Hatte ich die Stunden der Qualen noch nicht überstanden und würde bald den Verhören des Neuen ausgesetzt sein ?

Hinter dem eisernen Tor,
welches die meterhohen Steinwände durchbrach,
lag die uns so unbekannte Welt.

Die normale Welt. Der normale Alltag.

Mit jedem Schritt, den wir auf das meterhohe Portal zuschritten, stieg meine Nervosität.

Meine Fingerspitzen kribbelten,
mein Körper zum zerreißen gespannt.
Ich war der Freiheit lange nichtmehr so nahe gekommen.

Freiheit.
Freiheit.
Mich erfüllte eine bittersüße Freude, die von meiner Brust ausgehend durch die Venen meines Körpers pumpte.

Langsam aber sicher übernahm sie mein Nervensystem, und auch mein Gehirn schien langsam an die Möglichkeit der Freiheit zu denken.

Ich konzentrierte mich auf mein Umfelt.
Die Atmung vieler Nummerierter war ungleichmäßig und hektisch.

Auch Ihnen wurde wohl langsam die Tragweite des heutigen Abends bewusst.
Sobald wir aus dem Tor traten, waren wir frei.

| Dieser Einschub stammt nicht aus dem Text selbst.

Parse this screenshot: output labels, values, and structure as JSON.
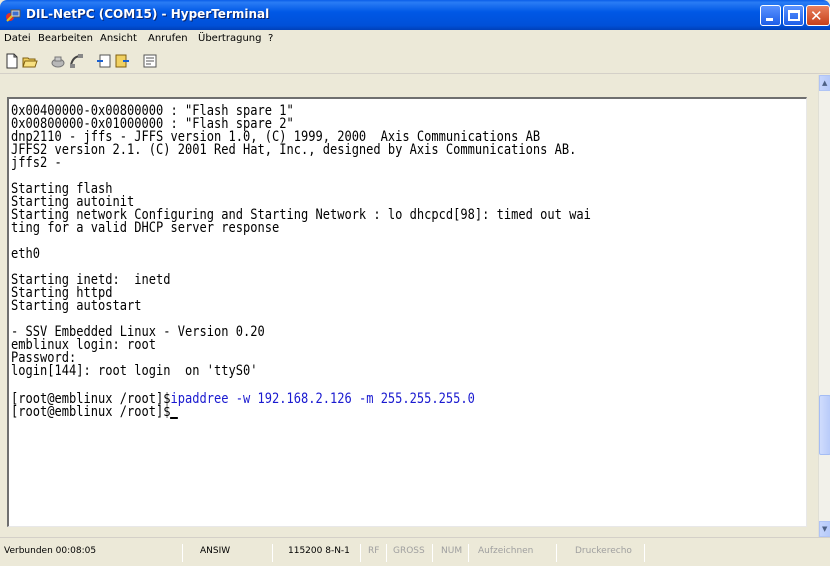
{
  "window": {
    "title": "DIL-NetPC (COM15) - HyperTerminal",
    "app_icon": "hyperterminal-icon"
  },
  "menu": {
    "items": [
      {
        "label": "Datei"
      },
      {
        "label": "Bearbeiten"
      },
      {
        "label": "Ansicht"
      },
      {
        "label": "Anrufen"
      },
      {
        "label": "Übertragung"
      },
      {
        "label": "?"
      }
    ]
  },
  "toolbar": {
    "icons": [
      "new-icon",
      "open-icon",
      "connect-icon",
      "disconnect-icon",
      "send-icon",
      "receive-icon",
      "properties-icon"
    ]
  },
  "terminal": {
    "lines": [
      "0x00400000-0x00800000 : \"Flash spare 1\"",
      "0x00800000-0x01000000 : \"Flash spare 2\"",
      "dnp2110 - jffs - JFFS version 1.0, (C) 1999, 2000  Axis Communications AB",
      "JFFS2 version 2.1. (C) 2001 Red Hat, Inc., designed by Axis Communications AB.",
      "jffs2 -",
      "",
      "Starting flash",
      "Starting autoinit",
      "Starting network Configuring and Starting Network : lo dhcpcd[98]: timed out wai",
      "ting for a valid DHCP server response",
      "",
      "eth0",
      "",
      "Starting inetd:  inetd",
      "Starting httpd",
      "Starting autostart",
      "",
      "- SSV Embedded Linux - Version 0.20",
      "emblinux login: root",
      "Password:",
      "login[144]: root login  on 'ttyS0'",
      ""
    ],
    "prompt1": "[root@emblinux /root]$",
    "command1": "ipaddree -w 192.168.2.126 -m 255.255.255.0",
    "prompt2": "[root@emblinux /root]$",
    "command_color": "#1a1ad0"
  },
  "status": {
    "connected": "Verbunden 00:08:05",
    "emulation": "ANSIW",
    "settings": "115200 8-N-1",
    "scroll": "RF",
    "caps": "GROSS",
    "num": "NUM",
    "capture": "Aufzeichnen",
    "print_echo": "Druckerecho"
  },
  "colors": {
    "titlebar": "#0058e6",
    "close_button": "#c6401a",
    "window_face": "#ece9d8"
  }
}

Zumindest freier als zuvor.
Die Neuankömmlinge hatten uns wohl kaum ohne Hintergedanken befreit,
würden uns nicht auf der anderen Seite der Freiheit vollends überlassen.

Doch wollte ich das überhaupt?
In der neuen Welt auf mich allein gestellt sein?

Nein. Die Beantwortung dieser Fragen musste wohl noch warten.

Mein Blick wanderte die geschmiedeten Stahlstränge entlang, welche dem Tor nicht nur Stabilität, sondern auch einen mittelalterlichen Lock verpassten.

Der Neue war dann wohl der Ritter in weißer Rüstung, der uns aus der Burg, aus den Fängen des Drachen, rettete.

Der Schalk meiner Gedanken erzeugte Bilder, über welche ich nur den Kopf schütteln konnte.

Der Neue, wie er, eingepfercht in einer Blechbuchse, auf einem Pferd saß und ein Schwert schwang.

Ich gluckste.

Mein kleines Lächeln fiel in sich zusammen, als Ich an dem Rücken des Neuen vorbeiblickte.

Die Glückshormone schienen nachzulassen,
ließen mich die Welt wieder etwas klarer sehen.

Meine Beine wurden weich als wir das Tor passierten und mein Blick zögernd die neue Welt erfasste.

Schwarz.
Tiefe schwarze Nacht.

Ich spürte eine leichte Enttäuschung in mir aufsteigen.
Doch was hatte ich erwartet?
Es war nachts, dazu Neumond.

Der Kampf auf dem Gelände war schließlich auch nur durch die Flutlichter übersichtlich geblieben.

Unsere Schritte halten durch die Nacht, als wir immer tiefer in die Dunkelheit liefen.
Die letzten Lichtpegel waren schon vor Längerem mit dem Gelände im Schwarz der Nacht verschwunden.

Langsam holte mich meine Müdigkeit ein.
Ich hatte in letzter Zeit kaum Nahrung zu mir genommen und auch mein Schlafpensum hatte stark gelitten.

Doch ich war nicht die Einzige, die mehr durch die Nacht stolperte als zu laufen.
Unsere Körper waren diese Art der Belastung nicht gewohnt.

Ich lief in meinen Vordermann,
hatte nicht bemerkt, dass die Gruppe gestoppt hatte.

Zwei Lichtkegel durchbrachen die Nacht.
Ich spannte mich an, nahm Kampfstellung ein.

,Einmal einsteigen bitte. Wir fahren nun zu unserem Rudelhaus, wo sich jeder erstmal einen Mütze schlaf holen sollte.
Morgen werden wir alles Weitere besprechen.